護衛在花轎前後的兩隻巨獸,其本體也清晰地映入眼簾。那竟是兩隻形態磅礴、氣息駭人的鳳凰!一隻是純粹的金色,翎羽燦爛輝煌,宛如熔鍊的真金鑄成,通體燃燒著熾熱的光芒;另一隻則是深沉暗啞的暗紅色,羽翼間流淌著如凝固血液般的色澤,散發著冰冷而壓抑的威壓。它們的體型龐大如山,絕非尋常鳳凰可比,強橫的氣勢即使隔著一層石壁,仍讓沈昭林感到肌體生寒。毫無疑問,這是兩隻已然成年的、足以毀天滅地的妖中巨擘。
抬轎的人影也得以辨認。其中一人身著火紅的長裙,那裙襬並非素淨,而是以極細的金絲勾勒出一圈繁複的彼岸花紋路;另一人則穿著深邃暗紅的長裙,裙襬上繡著姿態更為妖嬈、顏色更深沉的同一種禁忌之花。
兩隻妖獸,竟化作兩朵彼岸花。金色的鳳凰展翼而逝,幻化為一株妖豔奪目的彼岸花,傲然立於火紅的彼岸花傘之上,那熾烈的色彩宛如燃燒的火焰,映襯出它曾為神鳥的輝煌。而暗黑色的鳳凰則在陰影中消散,凝聚成一朵深沉的暗紅彼岸花,靜靜棲於暗紅的彼岸花傘之巔,透出一股難以言喻的冷寂與威嚴。兩朵花彼此相望,彷彿訴說著宿命交織的過往。
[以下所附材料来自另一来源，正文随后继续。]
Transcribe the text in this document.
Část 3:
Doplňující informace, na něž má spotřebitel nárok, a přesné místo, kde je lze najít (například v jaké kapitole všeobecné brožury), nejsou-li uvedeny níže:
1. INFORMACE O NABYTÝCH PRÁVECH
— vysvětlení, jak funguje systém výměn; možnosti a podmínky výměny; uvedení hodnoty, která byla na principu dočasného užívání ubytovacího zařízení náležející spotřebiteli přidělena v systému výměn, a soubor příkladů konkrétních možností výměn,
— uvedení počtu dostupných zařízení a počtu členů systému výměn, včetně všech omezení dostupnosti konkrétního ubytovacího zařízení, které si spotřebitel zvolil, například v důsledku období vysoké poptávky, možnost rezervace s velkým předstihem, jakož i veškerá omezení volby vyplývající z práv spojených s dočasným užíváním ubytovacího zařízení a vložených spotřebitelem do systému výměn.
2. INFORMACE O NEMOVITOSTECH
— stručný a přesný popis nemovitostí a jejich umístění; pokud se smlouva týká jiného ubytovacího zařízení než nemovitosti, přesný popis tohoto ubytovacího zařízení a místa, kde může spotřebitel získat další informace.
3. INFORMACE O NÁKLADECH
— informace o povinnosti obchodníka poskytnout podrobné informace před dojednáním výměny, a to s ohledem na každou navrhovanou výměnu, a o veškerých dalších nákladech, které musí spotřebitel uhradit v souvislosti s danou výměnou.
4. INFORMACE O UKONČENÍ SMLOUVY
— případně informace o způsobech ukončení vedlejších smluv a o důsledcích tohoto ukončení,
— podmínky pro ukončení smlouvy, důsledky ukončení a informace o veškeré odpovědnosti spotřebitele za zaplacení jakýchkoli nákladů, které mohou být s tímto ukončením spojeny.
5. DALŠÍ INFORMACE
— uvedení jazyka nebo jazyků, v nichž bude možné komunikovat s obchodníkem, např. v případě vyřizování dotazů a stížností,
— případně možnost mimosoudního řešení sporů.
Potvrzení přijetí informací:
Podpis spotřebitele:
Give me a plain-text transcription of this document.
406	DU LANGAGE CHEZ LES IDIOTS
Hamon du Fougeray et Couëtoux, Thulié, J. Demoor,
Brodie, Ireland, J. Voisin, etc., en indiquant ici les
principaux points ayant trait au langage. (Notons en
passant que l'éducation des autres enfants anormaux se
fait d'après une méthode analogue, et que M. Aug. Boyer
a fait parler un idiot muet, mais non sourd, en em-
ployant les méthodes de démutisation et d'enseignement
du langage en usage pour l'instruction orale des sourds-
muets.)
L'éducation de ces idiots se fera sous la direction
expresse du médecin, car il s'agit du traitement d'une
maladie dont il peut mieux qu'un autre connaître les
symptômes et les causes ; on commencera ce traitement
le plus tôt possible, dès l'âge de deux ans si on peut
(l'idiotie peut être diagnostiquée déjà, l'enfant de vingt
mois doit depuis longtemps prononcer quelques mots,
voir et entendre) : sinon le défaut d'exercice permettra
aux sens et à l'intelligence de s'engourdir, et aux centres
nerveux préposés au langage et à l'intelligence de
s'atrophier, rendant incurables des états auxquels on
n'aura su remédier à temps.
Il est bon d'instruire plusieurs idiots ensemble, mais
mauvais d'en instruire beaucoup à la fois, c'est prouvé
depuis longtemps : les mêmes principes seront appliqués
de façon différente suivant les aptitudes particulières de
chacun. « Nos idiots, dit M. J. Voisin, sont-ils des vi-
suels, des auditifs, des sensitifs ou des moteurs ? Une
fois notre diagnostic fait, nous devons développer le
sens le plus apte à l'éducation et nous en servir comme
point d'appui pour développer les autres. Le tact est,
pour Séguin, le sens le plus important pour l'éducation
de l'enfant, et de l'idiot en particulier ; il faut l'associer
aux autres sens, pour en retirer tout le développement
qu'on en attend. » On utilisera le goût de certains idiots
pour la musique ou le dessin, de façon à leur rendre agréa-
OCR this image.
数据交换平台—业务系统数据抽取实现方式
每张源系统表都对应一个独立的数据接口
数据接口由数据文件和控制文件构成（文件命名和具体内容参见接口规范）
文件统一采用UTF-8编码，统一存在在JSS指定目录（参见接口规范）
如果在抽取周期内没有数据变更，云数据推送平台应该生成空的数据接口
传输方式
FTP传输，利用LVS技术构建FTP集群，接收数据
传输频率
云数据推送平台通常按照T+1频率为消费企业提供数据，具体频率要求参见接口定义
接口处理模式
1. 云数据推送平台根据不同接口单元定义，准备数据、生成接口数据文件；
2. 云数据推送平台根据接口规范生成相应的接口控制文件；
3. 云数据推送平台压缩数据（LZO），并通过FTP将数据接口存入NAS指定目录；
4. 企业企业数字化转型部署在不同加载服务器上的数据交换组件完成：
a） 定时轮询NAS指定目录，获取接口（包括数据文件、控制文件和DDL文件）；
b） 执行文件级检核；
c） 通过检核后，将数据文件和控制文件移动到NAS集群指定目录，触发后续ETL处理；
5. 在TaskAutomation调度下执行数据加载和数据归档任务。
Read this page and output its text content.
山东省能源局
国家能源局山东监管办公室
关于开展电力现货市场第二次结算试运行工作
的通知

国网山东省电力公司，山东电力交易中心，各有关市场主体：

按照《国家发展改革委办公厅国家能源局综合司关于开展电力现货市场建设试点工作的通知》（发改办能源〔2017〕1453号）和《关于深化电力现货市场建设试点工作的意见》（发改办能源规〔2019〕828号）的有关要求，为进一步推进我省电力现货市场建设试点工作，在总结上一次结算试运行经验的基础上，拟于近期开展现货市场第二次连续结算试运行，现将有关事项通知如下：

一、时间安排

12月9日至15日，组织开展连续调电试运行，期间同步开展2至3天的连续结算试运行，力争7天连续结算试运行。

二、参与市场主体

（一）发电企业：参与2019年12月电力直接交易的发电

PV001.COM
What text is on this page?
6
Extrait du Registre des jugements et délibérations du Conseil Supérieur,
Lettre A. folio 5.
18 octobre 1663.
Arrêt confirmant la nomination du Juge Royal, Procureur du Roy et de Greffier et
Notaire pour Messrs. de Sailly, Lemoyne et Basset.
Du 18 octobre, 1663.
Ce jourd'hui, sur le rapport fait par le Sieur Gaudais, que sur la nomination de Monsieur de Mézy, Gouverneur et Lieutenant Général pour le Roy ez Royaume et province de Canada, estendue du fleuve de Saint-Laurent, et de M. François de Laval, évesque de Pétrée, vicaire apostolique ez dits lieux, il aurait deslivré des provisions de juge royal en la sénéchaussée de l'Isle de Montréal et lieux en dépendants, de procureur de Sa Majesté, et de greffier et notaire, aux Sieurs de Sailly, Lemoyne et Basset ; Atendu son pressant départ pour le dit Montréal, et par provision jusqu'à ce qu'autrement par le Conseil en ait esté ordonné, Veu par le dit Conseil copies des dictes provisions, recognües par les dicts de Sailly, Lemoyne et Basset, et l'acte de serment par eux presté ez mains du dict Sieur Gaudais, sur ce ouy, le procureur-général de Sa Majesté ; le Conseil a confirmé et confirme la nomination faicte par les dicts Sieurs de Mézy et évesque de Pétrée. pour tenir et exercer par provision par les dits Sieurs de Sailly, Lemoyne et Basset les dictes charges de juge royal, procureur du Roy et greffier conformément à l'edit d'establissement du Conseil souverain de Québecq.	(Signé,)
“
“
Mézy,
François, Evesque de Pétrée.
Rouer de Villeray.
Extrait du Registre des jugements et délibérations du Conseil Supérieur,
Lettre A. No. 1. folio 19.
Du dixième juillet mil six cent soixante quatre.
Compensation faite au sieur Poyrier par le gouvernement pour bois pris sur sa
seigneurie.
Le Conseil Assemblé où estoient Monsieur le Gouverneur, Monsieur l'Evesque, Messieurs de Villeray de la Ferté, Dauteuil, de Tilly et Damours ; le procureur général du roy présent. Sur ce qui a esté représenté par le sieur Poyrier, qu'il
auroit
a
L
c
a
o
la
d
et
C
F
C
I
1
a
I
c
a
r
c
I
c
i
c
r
最讓沈昭林心神劇震的,是她們手中撐著的傘。靠他這側的一人,撐著一把同樣如火如荼的赤色傘。傘面並非光滑,而是同樣覆蓋著繡工精美的曼陀羅彼岸花圖案。更詭異的是,這傘的四周邊緣,竟然還垂掛、纏繞著無數真實怒放的彼岸花,血色的花瓣絲絲縷縷,如同滴血的淚珠垂落。另一人則撐著一把暗紅色的傘,樣式與火紅傘相仿,只是顏色更為幽深、壓抑,傘面同樣繡著繁複的花紋,傘沿亦垂掛著暗紅色的彼岸花。
它們就這樣靜止著,精緻、華美、詭異、恐怖,宛如一尊尊從地獄深淵直接搬來的雕塑,散發著令人靈魂戰慄的氣息。
直到天邊泛起一絲灰白,地平線那點稀薄的魚肚白艱難地驅趕著濃重的夜幕之時,這支死寂凝固的隊伍才終於有了變化。
兩朵立在彼岸花傘上的比岸花化成本體鳳凰的樣子,一前一後。
沒有任何預兆,也沒有任何多餘的動作,整支隊伍連同兩隻鳳凰,極其突兀地、如同一個被整體驅動的機關木偶般,瞬間調轉了方向。
“嗚——嗡——嘎——!!!”
一聲撕裂黎明的、比之前更為淒厲、更為高亢、帶著一種難以言喻非人腔調的嗩吶聲驟然炸響!緊接著,那四名抬轎的身影幾乎同,開始了那種腳跟懸空的詭異“飄”行。整個隊伍以來時一模一樣的精準和僵硬,朝著來路迅速“飄”去。
猩紅的花轎,華麗的身影,垂掛的血花,燃燒的金鳳與暗沉的血凰……這一切都在漸亮的天光中,伴著那尖銳扭曲的嗩吶聲,如同一場消散的噩夢,迅速隱沒在幽深的山谷拐角處,只留下被那最後一聲嗩吶刺得心神不寧、背脊發涼的沈昭林。